Le film parodie les enjeux politiques et énergétiques de son époque, en particulier les tensions entre lobbys industriels et politiques environnementales naissantes, à travers le prisme absurde et volontairement excessif propre à la franchise. Il poursuit également l'exploration du décalage comique entre le sérieux imperturbable du lieutenant Drebin et le chaos généralisé qu'il engendre, tout en développant la dimension romantique de sa relation avec Jane.
Après avoir déjoué le complot visant à saboter le sommet énergétique présidentiel, Frank Drebin parvient également à reconquérir Jane, initialement fiancée à un rival, lors d'un dénouement aussi rocambolesque que romantique.

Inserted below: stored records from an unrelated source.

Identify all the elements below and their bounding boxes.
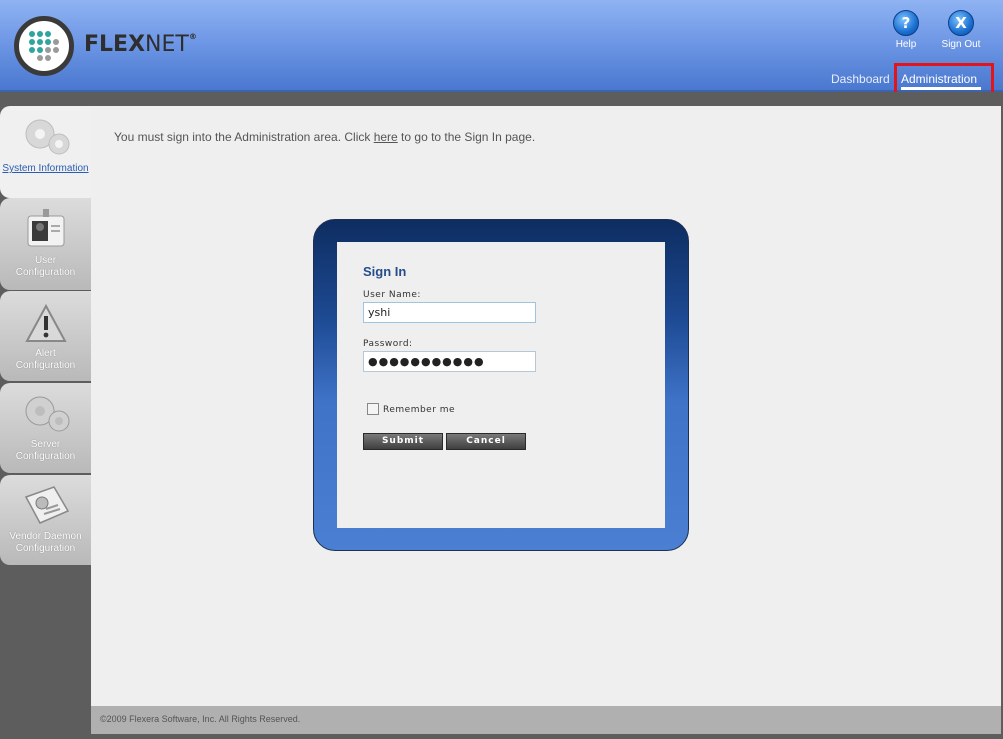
flexnet-logo-icon xyxy=(14,16,74,76)
sidebar-item-label-line1: User xyxy=(34,255,57,266)
username-label: User Name: xyxy=(363,290,421,300)
submit-button[interactable]: Submit xyxy=(363,433,443,450)
sidebar-item-alert-configuration[interactable]: Alert Configuration xyxy=(0,291,91,381)
sidebar-item-label: Server Configuration xyxy=(15,439,76,462)
nav-administration-link[interactable]: Administration xyxy=(901,72,977,86)
gears-icon xyxy=(25,396,69,432)
sidebar-item-label-line2: Configuration xyxy=(15,360,76,371)
sidebar-item-label-line1: Vendor Daemon xyxy=(9,531,82,542)
cancel-button[interactable]: Cancel xyxy=(446,433,526,450)
brand-name: FLEXNET® xyxy=(84,32,197,57)
active-tab-underline xyxy=(901,87,981,90)
certificate-icon xyxy=(24,486,69,524)
sign-out-label: Sign Out xyxy=(941,39,981,50)
sign-in-page-link[interactable]: here xyxy=(374,130,398,144)
gears-icon xyxy=(25,119,69,155)
help-button[interactable]: ? Help xyxy=(881,10,931,50)
sidebar-item-label-line2: Configuration xyxy=(15,267,76,278)
sidebar-item-server-configuration[interactable]: Server Configuration xyxy=(0,383,91,473)
nav-dashboard-link[interactable]: Dashboard xyxy=(831,72,890,86)
id-badge-icon xyxy=(27,209,64,247)
close-icon: X xyxy=(948,10,974,36)
password-field[interactable]: ●●●●●●●●●●● xyxy=(363,351,536,372)
sign-out-button[interactable]: X Sign Out xyxy=(936,10,986,50)
header-divider xyxy=(0,92,1003,106)
sidebar-item-label: System Information xyxy=(2,163,89,174)
question-icon: ? xyxy=(893,10,919,36)
password-label: Password: xyxy=(363,339,413,349)
footer: ©2009 Flexera Software, Inc. All Rights … xyxy=(91,706,1001,734)
sign-in-title: Sign In xyxy=(363,264,407,279)
warning-icon xyxy=(24,303,67,342)
sidebar-item-system-information[interactable]: System Information xyxy=(0,106,91,198)
sidebar-item-vendor-daemon-configuration[interactable]: Vendor Daemon Configuration xyxy=(0,475,91,565)
copyright-text: ©2009 Flexera Software, Inc. All Rights … xyxy=(100,714,301,724)
help-label: Help xyxy=(895,39,917,50)
username-field[interactable]: yshi xyxy=(363,302,536,323)
sidebar-item-label-line2: Configuration xyxy=(15,543,76,554)
bottom-border xyxy=(0,734,1003,739)
sign-in-form xyxy=(337,242,665,528)
sidebar-item-user-configuration[interactable]: User Configuration xyxy=(0,198,91,290)
sign-in-notice: You must sign into the Administration ar… xyxy=(114,130,536,144)
remember-me-checkbox[interactable] xyxy=(367,403,379,415)
remember-me-label[interactable]: Remember me xyxy=(383,405,455,415)
sidebar-item-label-line1: Alert xyxy=(35,348,56,359)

Sa maladresse chronique, source de nombreuses catastrophes tout au long du film, se révèle une fois de plus salvatrice au moment décisif, permettant de sauver à la fois la politique énergétique du pays et sa propre vie sentimentale. Le film se conclut sur une note aussi absurde que chaleureuse, fidèle à l'esprit de la franchise, où le désordre généralisé finit toujours par se résoudre en faveur du héros malgré lui.
Le titre français, Y a-t-il un flic pour sauver le président ?, reprend la même structure interrogative que le premier volet tout en substituant la reine d'Angleterre par le président des États-Unis, tandis que le titre original, The Naked Gun 2½: The Smell of Fear, joue sur une numérotation absurde volontairement décalée, typique de l'humour de la franchise.
La franchise Naked Gun a connu un reboot en 2025 porté par Liam Neeson dans le rôle du fils de Frank Drebin, confirmant l'attrait persistant du public pour cet humour parodique plusieurs décennies après la sortie de ce deuxième volet.
Les amateurs du film pourront se tourner vers le premier volet Y a-t-il un flic pour sauver la reine ?, ainsi que vers Naked Gun 33 1/3: The Final Insult, troisième et dernier volet de la trilogie originale, qui poursuit dans la même veine parodique les aventures du lieutenant Frank Drebin.